Match your acquisition, equipment, remodel, or working-capital need to the right loan path for Pembroke Pines dental practice owners in 2026.

If you already know the job, use the link below that matches it: acquisition, equipment, or cash flow. The right route gets you to the rate and term you qualify for without wasting time on the wrong lender.

What to know

A dental practice acquisition loan is the right lane when you are buying a profitable office, bringing in a partner, or financing a buyout. SBA 7(a) is still the default for many of those deals because the size can go up to $5,000,000, the term can run to 84 months, and the pricing is usually below short-term cash-flow products. The tradeoff is underwriting: plan on about 640+ FICO, 24 months in business, and a 1.25x debt service coverage ratio. If the file misses any one of those, lenders usually shift the conversation toward a smaller advance, more seller support, or a different structure. Start with the acquisition hub if the purchase itself is the main event.

If the need is chairs, imaging, a sterilization upgrade, or a buildout, equipment financing usually fits better than an acquisition loan. Typical pricing runs 12-16% APR, with 15-25% down and 5-7 year terms, and approvals often land in 5-30 days. That speed matters in Pembroke Pines when a vendor wants a signed PO before prices move. Equipment debt is often secured by the asset itself, and loan-financed equipment can still qualify for Section 179 if the IRS rules are met; the 2026 deduction limit is $1,220,000. If your project is mostly chairs, x-ray gear, or IT, the dental equipment financing guide in Pembroke Pines is the better comparison point than an acquisition loan.

Working capital for dentists is the catch-all for payroll gaps, rent, marketing, lab bills, and other timing problems that do not justify long amortization.
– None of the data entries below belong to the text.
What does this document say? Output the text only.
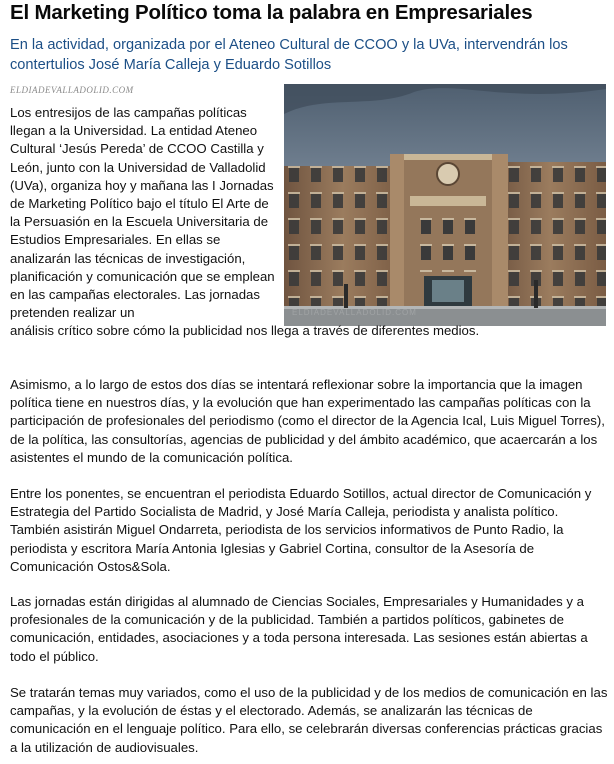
El Marketing Político toma la palabra en Empresariales
En la actividad, organizada por el Ateneo Cultural de CCOO y la UVa, intervendrán los contertulios José María Calleja y Eduardo Sotillos
ELDIADEVALLADOLID.COM
ELDIADEVALLADOLID.COM
Los entresijos de las campañas políticas llegan a la Universidad. La entidad Ateneo Cultural ‘Jesús Pereda’ de CCOO Castilla y León, junto con la Universidad de Valladolid (UVa), organiza hoy y mañana las I Jornadas de Marketing Político bajo el título El Arte de la Persuasión en la Escuela Universitaria de Estudios Empresariales. En ellas se analizarán las técnicas de investigación, planificación y comunicación que se emplean en las campañas electorales. Las jornadas pretenden realizar un
análisis crítico sobre cómo la publicidad nos llega a través de diferentes medios.

Asimismo, a lo largo de estos dos días se intentará reflexionar sobre la importancia que la imagen política tiene en nuestros días, y la evolución que han experimentado las campañas políticas con la participación de profesionales del periodismo (como el director de la Agencia Ical, Luis Miguel Torres), de la política, las consultorías, agencias de publicidad y del ámbito académico, que acaercarán a los asistentes el mundo de la comunicación política.

Entre los ponentes, se encuentran el periodista Eduardo Sotillos, actual director de Comunicación y Estrategia del Partido Socialista de Madrid, y José María Calleja, periodista y analista político. También asistirán Miguel Ondarreta, periodista de los servicios informativos de Punto Radio, la periodista y escritora María Antonia Iglesias y Gabriel Cortina, consultor de la Asesoría de Comunicación Ostos&Sola.

Las jornadas están dirigidas al alumnado de Ciencias Sociales, Empresariales y Humanidades y a profesionales de la comunicación y de la publicidad. También a partidos políticos, gabinetes de comunicación, entidades, asociaciones y a toda persona interesada. Las sesiones están abiertas a todo el público.

Se tratarán temas muy variados, como el uso de la publicidad y de los medios de comunicación en las campañas, y la evolución de éstas y el electorado. Además, se analizarán las técnicas de comunicación en el lenguaje político. Para ello, se celebrarán diversas conferencias prácticas gracias a la utilización de audiovisuales.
This is where best dental practice lenders 2026 usually separate by speed and risk appetite: bank-style products want cleaner statements, while faster small business loans for dentists price for flexibility. A business line of credit or working-capital loan often costs more than equipment debt, with 18-22% APR common, but it can solve a short-term cash squeeze without tying up collateral in the same way. Debt consolidation belongs in this bucket too when multiple notes are crowding monthly cash flow and a single payment would improve the file. For expansion, a dental practice expansion loan or bridge capital can help you cover the gap between signing and steady collections, and how to finance a dental office remodel usually comes down to whether the lender wants to fund the real estate, the improvements, or both.

Route Fits best Numbers that usually matter
SBA 7(a) acquisition Practice purchase, partner buyout, ownership transition 640+ FICO, 24 months, 1.25x DSCR, up to $5M
Equipment financing Chairs, CBCT, remodel, IT, replacement gear 12-16% APR, 15-25% down, 5-7 years
Working capital Payroll, marketing, inventory, short cash gaps 18-22% APR, fast funding when cash flow is the issue
Expansion or bridge Remodel, extra operatories, timing gap Usually higher cost, used when timing matters more than rate

If your numbers are borderline, compare the route first, then the lender. The same underwriting filters show up in city-specific pages like Akron and Albuquerque: what changes is the deal structure, not the fact that cash flow has to support the payment.

Frequently asked questions

What loan fits a dental practice acquisition?

If you are buying an existing practice or buying out a partner, SBA 7(a) is usually the first lane to compare. It is built for larger purchases, longer terms, and payments that have to be supported by practice cash flow.

Can I finance equipment and still use Section 179?

Yes, if the equipment qualifies under IRS rules. Loan-financed equipment can still qualify, and the 2026 Section 179 deduction limit is $1,220,000.

How fast can I get working capital for a dental office?

Equipment financing often closes in 5-30 days, while working-capital products can move faster when the file is clean. The tradeoff is that speed usually costs more than a longer-term SBA loan.